Concerned about the decommissioning of so many mines and the fact that iron ore stocks are still growing, Chidambaram has come to believe redemption lies in removing the export logjam. When he says, "We have to find a way to export iron ore and we need to restart mining," he is hinting at two possibilities---recalibration of export duty and the government trying to convince the Supreme Court about the need to ease the ban on mining and exports. Other than his compulsion to earn foreign exchange, Chidambaram is aware more mines would be shut if the stocks of fines, for which the demand would stay limited till sufficient sinter and pellet capacity is built, aren't disposed. The last thing owners want is to mothball mines, as bringing these back to production requires considerable money and time. The government also wants to avoid the social and political unrest the closure of mines lead to.

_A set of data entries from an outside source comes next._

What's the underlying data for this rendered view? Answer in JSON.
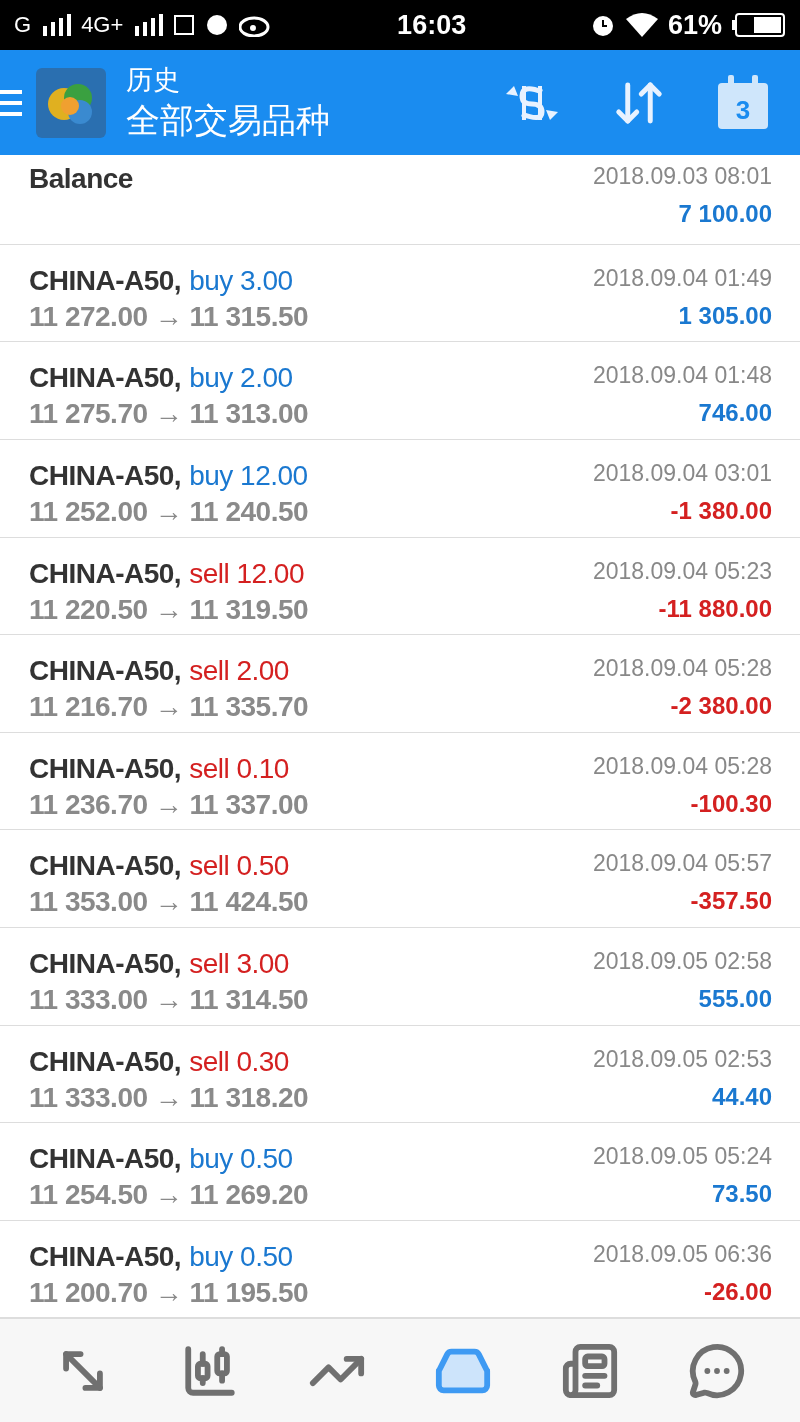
{
  "status_bar": {
    "carrier_1": "G",
    "carrier_2": "4G+",
    "time": "16:03",
    "battery": "61%"
  },
  "header": {
    "title": "历史",
    "subtitle": "全部交易品种",
    "calendar_day": "3"
  },
  "rows": [
    {
      "kind": "balance",
      "label": "Balance",
      "time": "2018.09.03 08:01",
      "amount": "7 100.00",
      "positive": true
    },
    {
      "kind": "trade",
      "symbol": "CHINA-A50,",
      "side": "buy",
      "volume": "3.00",
      "prices": "11 272.00 → 11 315.50",
      "time": "2018.09.04 01:49",
      "amount": "1 305.00",
      "positive": true
    },
    {
      "kind": "trade",
      "symbol": "CHINA-A50,",
      "side": "buy",
      "volume": "2.00",
      "prices": "11 275.70 → 11 313.00",
      "time": "2018.09.04 01:48",
      "amount": "746.00",
      "positive": true
    },
    {
      "kind": "trade",
      "symbol": "CHINA-A50,",
      "side": "buy",
      "volume": "12.00",
      "prices": "11 252.00 → 11 240.50",
      "time": "2018.09.04 03:01",
      "amount": "-1 380.00",
      "positive": false
    },
    {
      "kind": "trade",
      "symbol": "CHINA-A50,",
      "side": "sell",
      "volume": "12.00",
      "prices": "11 220.50 → 11 319.50",
      "time": "2018.09.04 05:23",
      "amount": "-11 880.00",
      "positive": false
    },
    {
      "kind": "trade",
      "symbol": "CHINA-A50,",
      "side": "sell",
      "volume": "2.00",
      "prices": "11 216.70 → 11 335.70",
      "time": "2018.09.04 05:28",
      "amount": "-2 380.00",
      "positive": false
    },
    {
      "kind": "trade",
      "symbol": "CHINA-A50,",
      "side": "sell",
      "volume": "0.10",
      "prices": "11 236.70 → 11 337.00",
      "time": "2018.09.04 05:28",
      "amount": "-100.30",
      "positive": false
    },
    {
      "kind": "trade",
      "symbol": "CHINA-A50,",
      "side": "sell",
      "volume": "0.50",
      "prices": "11 353.00 → 11 424.50",
      "time": "2018.09.04 05:57",
      "amount": "-357.50",
      "positive": false
    },
    {
      "kind": "trade",
      "symbol": "CHINA-A50,",
      "side": "sell",
      "volume": "3.00",
      "prices": "11 333.00 → 11 314.50",
      "time": "2018.09.05 02:58",
      "amount": "555.00",
      "positive": true
    },
    {
      "kind": "trade",
      "symbol": "CHINA-A50,",
      "side": "sell",
      "volume": "0.30",
      "prices": "11 333.00 → 11 318.20",
      "time": "2018.09.05 02:53",
      "amount": "44.40",
      "positive": true
    },
    {
      "kind": "trade",
      "symbol": "CHINA-A50,",
      "side": "buy",
      "volume": "0.50",
      "prices": "11 254.50 → 11 269.20",
      "time": "2018.09.05 05:24",
      "amount": "73.50",
      "positive": true
    },
    {
      "kind": "trade",
      "symbol": "CHINA-A50,",
      "side": "buy",
      "volume": "0.50",
      "prices": "11 200.70 → 11 195.50",
      "time": "2018.09.05 06:36",
      "amount": "-26.00",
      "positive": false
    }
  ],
  "bottom_nav": [
    {
      "kind": "quotes",
      "selected": false
    },
    {
      "kind": "charts",
      "selected": false
    },
    {
      "kind": "trade",
      "selected": false
    },
    {
      "kind": "history",
      "selected": true
    },
    {
      "kind": "news",
      "selected": false
    },
    {
      "kind": "chat",
      "selected": false
    }
  ]
}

The government discouraged iron ore exports on the specious argument that all the mineral we could lay our hands on would be needed by a rapidly expanding domestic steel industry. The fallaciousness of the argument is, however, self evident. Iron ore reserves are never static, as seen in India, Australia and elsewhere. More mining leads to more exploration, establishing new deposits. Two examples would underscore the point. Between April 2005 and March 2010, extraction of iron ore stood at about one billion tonnes (bt). But this period saw our hematite resources rising 3.277 bt. Australia, which exported 439 mt (38 per cent of global exports) of the production of 488 mt (a quarter of the global output) in 2011, has continued making rapid discoveries of new deposits through highly intensive exploration. In any case, there is no reason why Indian miners would want to export ore fines when sufficient demand is created in the local market. Fines account for about 90 per cent of our iron ore exports and the principal market for the product is China, with which we have a growing trade deficit.

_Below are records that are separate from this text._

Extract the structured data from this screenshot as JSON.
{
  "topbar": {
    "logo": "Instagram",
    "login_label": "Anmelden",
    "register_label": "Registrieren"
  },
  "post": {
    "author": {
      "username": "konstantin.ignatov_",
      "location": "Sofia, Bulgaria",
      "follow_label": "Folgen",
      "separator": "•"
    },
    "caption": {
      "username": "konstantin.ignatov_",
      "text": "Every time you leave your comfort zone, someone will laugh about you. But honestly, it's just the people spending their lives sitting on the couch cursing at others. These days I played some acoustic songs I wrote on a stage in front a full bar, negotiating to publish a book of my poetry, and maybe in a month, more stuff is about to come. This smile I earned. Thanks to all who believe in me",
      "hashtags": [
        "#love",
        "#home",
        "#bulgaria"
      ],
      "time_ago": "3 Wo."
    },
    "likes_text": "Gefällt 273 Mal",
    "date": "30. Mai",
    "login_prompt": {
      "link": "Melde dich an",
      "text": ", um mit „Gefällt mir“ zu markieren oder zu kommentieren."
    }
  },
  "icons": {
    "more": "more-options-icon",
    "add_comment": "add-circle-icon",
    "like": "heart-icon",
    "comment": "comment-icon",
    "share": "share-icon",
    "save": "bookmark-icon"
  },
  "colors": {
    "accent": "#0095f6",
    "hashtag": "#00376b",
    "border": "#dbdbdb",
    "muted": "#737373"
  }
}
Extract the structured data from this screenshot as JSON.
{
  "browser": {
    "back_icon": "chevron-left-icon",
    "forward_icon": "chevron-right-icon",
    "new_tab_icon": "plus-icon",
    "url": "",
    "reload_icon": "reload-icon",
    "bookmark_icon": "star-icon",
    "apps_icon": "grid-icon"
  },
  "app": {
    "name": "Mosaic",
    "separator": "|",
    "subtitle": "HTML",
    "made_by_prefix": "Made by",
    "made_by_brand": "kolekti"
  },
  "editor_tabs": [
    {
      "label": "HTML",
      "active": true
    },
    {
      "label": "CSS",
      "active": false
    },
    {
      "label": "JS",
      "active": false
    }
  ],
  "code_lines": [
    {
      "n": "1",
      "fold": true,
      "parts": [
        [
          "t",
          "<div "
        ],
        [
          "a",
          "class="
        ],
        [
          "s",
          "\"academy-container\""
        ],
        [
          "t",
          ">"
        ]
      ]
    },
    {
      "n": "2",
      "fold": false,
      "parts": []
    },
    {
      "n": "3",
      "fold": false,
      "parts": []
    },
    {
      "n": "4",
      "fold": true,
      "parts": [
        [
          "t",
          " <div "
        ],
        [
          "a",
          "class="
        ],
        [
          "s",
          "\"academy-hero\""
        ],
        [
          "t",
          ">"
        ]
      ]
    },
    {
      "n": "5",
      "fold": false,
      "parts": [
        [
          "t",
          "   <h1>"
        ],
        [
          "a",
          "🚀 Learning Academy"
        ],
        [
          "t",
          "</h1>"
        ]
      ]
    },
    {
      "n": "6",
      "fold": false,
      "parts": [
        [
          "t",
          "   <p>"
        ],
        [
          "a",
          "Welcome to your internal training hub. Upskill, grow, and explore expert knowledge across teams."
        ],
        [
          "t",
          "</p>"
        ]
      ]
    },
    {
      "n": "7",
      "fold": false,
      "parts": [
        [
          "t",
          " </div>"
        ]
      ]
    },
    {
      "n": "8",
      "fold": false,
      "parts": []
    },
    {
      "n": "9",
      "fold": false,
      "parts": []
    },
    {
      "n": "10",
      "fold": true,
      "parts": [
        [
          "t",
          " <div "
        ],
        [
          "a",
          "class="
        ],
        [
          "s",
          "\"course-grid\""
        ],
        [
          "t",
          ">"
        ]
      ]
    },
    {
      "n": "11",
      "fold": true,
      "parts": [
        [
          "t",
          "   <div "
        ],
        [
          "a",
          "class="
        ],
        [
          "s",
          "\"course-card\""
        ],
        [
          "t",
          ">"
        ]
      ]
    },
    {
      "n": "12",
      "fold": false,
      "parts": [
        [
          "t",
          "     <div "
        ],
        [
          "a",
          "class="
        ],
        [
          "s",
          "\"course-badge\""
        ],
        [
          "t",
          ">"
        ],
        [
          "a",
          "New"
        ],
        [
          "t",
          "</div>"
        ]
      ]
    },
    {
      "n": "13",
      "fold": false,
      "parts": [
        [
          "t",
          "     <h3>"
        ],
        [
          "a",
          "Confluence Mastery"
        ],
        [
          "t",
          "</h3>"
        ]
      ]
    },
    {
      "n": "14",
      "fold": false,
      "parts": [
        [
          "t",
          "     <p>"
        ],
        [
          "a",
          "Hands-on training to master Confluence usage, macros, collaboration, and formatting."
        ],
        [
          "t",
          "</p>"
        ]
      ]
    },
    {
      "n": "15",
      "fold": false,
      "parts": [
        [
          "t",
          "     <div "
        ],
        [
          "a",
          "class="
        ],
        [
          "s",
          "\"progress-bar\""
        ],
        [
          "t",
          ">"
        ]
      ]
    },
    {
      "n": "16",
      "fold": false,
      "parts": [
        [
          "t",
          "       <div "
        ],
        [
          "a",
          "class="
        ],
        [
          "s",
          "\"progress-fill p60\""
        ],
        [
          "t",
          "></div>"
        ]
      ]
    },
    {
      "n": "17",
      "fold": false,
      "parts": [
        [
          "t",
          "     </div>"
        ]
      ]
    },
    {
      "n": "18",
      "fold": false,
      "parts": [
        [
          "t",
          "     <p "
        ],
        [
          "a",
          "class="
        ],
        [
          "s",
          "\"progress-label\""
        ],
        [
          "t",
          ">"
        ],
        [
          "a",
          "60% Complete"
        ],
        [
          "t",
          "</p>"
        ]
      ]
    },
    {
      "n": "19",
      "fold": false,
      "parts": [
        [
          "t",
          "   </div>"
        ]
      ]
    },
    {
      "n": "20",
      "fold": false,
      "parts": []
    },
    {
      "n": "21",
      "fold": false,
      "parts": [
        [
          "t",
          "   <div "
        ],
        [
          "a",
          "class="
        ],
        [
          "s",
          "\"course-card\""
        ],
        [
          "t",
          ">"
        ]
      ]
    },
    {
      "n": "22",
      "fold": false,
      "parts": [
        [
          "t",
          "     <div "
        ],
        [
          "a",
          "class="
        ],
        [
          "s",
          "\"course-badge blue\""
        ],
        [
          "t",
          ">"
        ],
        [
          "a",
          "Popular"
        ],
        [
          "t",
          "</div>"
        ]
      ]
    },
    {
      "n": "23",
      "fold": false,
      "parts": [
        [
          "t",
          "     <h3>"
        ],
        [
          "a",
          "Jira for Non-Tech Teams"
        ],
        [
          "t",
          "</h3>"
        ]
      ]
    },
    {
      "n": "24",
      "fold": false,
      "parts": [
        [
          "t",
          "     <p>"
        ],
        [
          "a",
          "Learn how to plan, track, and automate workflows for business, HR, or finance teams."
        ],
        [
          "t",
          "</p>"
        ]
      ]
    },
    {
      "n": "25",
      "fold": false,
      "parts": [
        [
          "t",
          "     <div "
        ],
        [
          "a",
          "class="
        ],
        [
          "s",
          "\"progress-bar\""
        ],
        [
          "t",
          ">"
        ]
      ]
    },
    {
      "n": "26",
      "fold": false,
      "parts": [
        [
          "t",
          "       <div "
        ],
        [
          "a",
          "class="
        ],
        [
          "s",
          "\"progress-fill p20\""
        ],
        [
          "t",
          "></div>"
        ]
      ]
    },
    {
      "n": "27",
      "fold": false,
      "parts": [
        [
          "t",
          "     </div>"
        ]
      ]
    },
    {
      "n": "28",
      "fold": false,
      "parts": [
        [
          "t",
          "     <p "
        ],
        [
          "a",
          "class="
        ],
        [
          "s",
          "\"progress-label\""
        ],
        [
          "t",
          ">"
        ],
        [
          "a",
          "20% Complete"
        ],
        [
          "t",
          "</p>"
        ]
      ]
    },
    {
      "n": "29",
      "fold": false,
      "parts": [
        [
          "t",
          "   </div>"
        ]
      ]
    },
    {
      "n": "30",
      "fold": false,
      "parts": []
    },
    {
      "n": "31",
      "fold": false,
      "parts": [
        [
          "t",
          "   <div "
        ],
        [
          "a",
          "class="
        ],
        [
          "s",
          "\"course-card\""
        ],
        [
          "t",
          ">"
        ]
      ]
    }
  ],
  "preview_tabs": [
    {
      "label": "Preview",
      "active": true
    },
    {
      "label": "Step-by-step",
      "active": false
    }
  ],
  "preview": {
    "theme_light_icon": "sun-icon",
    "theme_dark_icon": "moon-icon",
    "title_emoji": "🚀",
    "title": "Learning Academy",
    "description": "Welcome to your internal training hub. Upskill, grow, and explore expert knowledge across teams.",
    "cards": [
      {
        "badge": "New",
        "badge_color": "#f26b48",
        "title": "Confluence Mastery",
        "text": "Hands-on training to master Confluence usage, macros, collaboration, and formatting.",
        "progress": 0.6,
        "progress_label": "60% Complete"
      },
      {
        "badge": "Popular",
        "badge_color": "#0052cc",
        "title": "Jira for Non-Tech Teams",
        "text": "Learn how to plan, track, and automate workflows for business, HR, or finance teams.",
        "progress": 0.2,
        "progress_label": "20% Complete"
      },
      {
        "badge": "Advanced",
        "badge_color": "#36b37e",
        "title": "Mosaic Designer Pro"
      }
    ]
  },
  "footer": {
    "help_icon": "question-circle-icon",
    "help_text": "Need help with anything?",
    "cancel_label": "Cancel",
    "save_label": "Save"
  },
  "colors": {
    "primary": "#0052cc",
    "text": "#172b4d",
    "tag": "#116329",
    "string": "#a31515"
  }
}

Mining groups have been put out of gear by the stonewalling of iron ore exports and large-scale decommissioning of mines in Goa, Karnataka and Odisha, following Supreme Court rulings and state interventions. At the same time, JSW Steel Chairman Sajjan Jindal has complained steelmakers, denied adequate supply of ore from local mines, are being forced to import. There is no doubt supply shortages are partly due to large-scale suspension of mining. "Our steel mills need lump ore, which is co-produced with fines in a 30:70 ratio. For miners to be able to produce lumps in large volumes, it is essential to find buyers for fines. Export collapse has led to mountains of fines building up at mine heads, causing dislocations in mining. Unsurprisingly, even while our iron ore production fell from 219 mt in 2009-10 to 140 mt last year, mine head stocks rose from 91 mt to 125 mt during this period. Stocks at the end of March 2013 included about 100 mt of fines," says Federation of Indian Mineral Industries president H C Daga. Steelmakers would get relief only when mines start producing full-throttle and fines exports prosper.